Under Adaptive Issuance, the staking power (weight of staked tez) counts double when calculating baking rights, compared to the delegating power (weight of delegated tez). Baking rewards cause increase of tez supply (inflation), so it is correct that weight of staked tez counts double as weight of delegated tez.
Assume your chain has 1,200 tez supply, out of which 600 tez is staked and 400 tez is delegated.
At every cycle, the protocol has a bucket of baking rights to distribute to bakers. The process is as follows:
First, it takes 2/3 of the baking rights and distributes them based on the distribution of the 600 tez of stake amongst bakers: the more staking power, the more rights.
Then it takes the remaining 1/3 of baking rights and distributes them based on who these 400 tez are delegated to: the more delegating power, the more rights.
The combination of staking power and delegating power is known as baking power.
Then, assuming the baker is working properly, they will bake and attest when it's their turn, and get rewarded for that.

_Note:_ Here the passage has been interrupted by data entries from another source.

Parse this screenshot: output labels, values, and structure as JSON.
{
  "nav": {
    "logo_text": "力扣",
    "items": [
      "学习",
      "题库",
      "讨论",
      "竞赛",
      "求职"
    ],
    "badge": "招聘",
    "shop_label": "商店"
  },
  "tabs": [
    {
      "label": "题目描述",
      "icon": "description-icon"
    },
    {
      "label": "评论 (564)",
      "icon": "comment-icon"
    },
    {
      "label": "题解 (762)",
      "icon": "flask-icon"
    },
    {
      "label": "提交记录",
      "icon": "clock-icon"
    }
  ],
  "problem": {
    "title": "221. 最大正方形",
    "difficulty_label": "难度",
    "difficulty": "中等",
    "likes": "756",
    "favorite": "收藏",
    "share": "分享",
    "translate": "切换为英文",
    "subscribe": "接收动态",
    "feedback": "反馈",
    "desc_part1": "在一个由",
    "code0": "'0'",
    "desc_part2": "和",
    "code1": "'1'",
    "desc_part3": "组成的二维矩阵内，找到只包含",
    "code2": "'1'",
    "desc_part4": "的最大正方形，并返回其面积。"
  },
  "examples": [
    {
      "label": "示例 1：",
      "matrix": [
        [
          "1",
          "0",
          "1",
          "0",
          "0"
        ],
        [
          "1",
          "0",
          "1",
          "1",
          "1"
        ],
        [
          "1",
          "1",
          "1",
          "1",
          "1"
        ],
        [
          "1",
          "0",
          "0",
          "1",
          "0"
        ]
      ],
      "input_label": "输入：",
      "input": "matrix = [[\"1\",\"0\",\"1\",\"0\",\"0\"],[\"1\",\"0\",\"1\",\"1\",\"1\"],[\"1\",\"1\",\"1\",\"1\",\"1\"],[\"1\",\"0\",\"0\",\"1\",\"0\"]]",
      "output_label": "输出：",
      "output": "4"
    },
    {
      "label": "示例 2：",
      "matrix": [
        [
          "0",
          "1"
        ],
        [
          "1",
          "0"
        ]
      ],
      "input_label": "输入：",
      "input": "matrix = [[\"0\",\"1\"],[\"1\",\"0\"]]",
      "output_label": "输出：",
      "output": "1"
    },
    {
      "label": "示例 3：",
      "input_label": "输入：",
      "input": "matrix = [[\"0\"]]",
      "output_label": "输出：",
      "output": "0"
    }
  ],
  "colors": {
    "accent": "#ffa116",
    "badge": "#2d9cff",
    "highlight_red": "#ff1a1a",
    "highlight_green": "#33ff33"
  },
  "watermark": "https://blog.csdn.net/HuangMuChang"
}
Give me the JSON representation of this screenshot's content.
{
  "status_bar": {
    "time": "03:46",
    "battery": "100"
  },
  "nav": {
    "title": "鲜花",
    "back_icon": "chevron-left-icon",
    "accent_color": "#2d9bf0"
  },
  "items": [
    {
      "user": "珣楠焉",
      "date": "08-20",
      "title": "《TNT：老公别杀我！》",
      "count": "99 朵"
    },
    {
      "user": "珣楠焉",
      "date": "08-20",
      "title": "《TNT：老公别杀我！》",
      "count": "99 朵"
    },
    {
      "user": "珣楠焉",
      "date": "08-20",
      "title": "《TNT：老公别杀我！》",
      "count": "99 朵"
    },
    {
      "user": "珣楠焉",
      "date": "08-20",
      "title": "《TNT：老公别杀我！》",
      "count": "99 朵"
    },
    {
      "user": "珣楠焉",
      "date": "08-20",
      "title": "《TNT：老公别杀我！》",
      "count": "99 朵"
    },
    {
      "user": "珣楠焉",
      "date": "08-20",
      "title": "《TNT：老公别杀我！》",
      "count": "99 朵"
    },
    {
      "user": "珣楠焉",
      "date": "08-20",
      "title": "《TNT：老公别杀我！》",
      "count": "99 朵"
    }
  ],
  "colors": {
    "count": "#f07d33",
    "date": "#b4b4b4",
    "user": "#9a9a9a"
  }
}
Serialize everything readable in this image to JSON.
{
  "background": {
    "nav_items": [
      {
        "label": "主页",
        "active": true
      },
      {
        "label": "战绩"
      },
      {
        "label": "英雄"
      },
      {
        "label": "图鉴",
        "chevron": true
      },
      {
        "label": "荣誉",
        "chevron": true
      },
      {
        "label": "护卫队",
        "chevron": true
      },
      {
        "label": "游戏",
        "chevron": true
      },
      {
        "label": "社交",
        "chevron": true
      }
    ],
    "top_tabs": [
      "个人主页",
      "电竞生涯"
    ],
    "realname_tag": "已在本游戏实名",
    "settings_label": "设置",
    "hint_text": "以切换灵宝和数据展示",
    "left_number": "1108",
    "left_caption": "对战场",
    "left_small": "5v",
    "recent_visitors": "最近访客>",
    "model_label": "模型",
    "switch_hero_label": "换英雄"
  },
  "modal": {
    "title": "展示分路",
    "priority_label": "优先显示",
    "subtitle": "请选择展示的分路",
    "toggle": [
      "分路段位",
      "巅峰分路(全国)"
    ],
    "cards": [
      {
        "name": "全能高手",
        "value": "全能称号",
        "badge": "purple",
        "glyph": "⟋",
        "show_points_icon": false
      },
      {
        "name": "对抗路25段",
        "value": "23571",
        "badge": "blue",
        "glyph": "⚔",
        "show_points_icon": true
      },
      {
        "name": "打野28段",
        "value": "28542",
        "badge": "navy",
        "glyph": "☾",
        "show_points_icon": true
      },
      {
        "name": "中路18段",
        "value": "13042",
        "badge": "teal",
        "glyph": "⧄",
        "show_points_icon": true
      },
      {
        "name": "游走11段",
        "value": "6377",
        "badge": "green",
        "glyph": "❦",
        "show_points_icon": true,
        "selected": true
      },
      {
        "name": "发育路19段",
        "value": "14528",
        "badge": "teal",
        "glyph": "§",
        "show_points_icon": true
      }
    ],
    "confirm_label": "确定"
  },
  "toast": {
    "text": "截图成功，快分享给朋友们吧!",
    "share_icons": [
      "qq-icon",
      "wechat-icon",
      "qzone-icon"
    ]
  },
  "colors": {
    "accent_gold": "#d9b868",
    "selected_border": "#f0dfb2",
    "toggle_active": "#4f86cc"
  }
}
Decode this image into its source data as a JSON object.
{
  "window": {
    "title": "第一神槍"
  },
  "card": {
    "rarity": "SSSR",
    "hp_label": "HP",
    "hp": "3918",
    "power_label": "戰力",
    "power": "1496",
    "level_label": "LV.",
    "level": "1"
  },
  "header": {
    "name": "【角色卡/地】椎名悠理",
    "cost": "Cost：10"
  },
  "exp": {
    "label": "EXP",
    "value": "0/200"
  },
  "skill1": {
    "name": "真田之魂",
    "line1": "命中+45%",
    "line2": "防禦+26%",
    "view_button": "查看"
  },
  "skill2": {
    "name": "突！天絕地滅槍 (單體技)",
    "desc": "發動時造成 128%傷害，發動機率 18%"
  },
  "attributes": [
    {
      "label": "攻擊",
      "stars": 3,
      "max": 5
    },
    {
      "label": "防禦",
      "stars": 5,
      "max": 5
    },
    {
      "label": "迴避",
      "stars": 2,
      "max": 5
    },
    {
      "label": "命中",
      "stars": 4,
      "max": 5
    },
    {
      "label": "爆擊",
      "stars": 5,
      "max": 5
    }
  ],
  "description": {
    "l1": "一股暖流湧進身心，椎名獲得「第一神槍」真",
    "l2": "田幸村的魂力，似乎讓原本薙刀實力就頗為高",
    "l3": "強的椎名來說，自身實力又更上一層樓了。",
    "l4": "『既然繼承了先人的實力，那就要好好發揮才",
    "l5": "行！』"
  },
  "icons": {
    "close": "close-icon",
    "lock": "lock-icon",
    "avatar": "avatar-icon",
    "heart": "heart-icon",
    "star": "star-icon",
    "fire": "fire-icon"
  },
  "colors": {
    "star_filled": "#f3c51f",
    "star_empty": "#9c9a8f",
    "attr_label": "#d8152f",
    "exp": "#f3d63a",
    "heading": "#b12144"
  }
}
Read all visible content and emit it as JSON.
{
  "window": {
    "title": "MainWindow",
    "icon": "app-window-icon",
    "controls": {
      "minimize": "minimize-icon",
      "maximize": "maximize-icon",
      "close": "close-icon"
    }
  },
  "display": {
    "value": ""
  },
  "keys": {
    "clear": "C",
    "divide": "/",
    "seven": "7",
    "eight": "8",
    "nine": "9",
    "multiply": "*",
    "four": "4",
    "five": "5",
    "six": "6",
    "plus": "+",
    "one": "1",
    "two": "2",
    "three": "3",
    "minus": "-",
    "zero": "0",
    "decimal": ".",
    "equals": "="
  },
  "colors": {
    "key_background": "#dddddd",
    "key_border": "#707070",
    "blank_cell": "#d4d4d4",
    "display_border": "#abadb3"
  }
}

(this is simplified: in reality, rights distribution is a pseudo-random function weighed by the rules above; you also have attestation (endorsement) rights distributed the same way; and there are global limits enforced. if you go over the limits, you are overdelegated/overstaked and your power is capped)
The protocol automatically distributes stakers their fair share of rewards (based on how much they contributed to the baker's stake). As far as delegators are concerned, the baker is expected to transfer them their share using TRD, TezPay or TAPS.
Baking power determines how rewards are distributed within a cycle. But how much is being distributed overall? This depends on the global amount of staked tez in comparison with the total supply, as well as a variable rate. This is recalculated at every cycle, and capped between 0.05% and 5% annually. Roughly speaking, the more people stake, the less the rewards will be.
Important note: the baking power of the entire tezos network consists of 2/3 staking power and 1/3 delegating power. But this is not true for an individual baker! Indeed, a solo baker who staked their entire balance and has no delegators has a delegating power of zero, and their baking power comes exclusively from staking.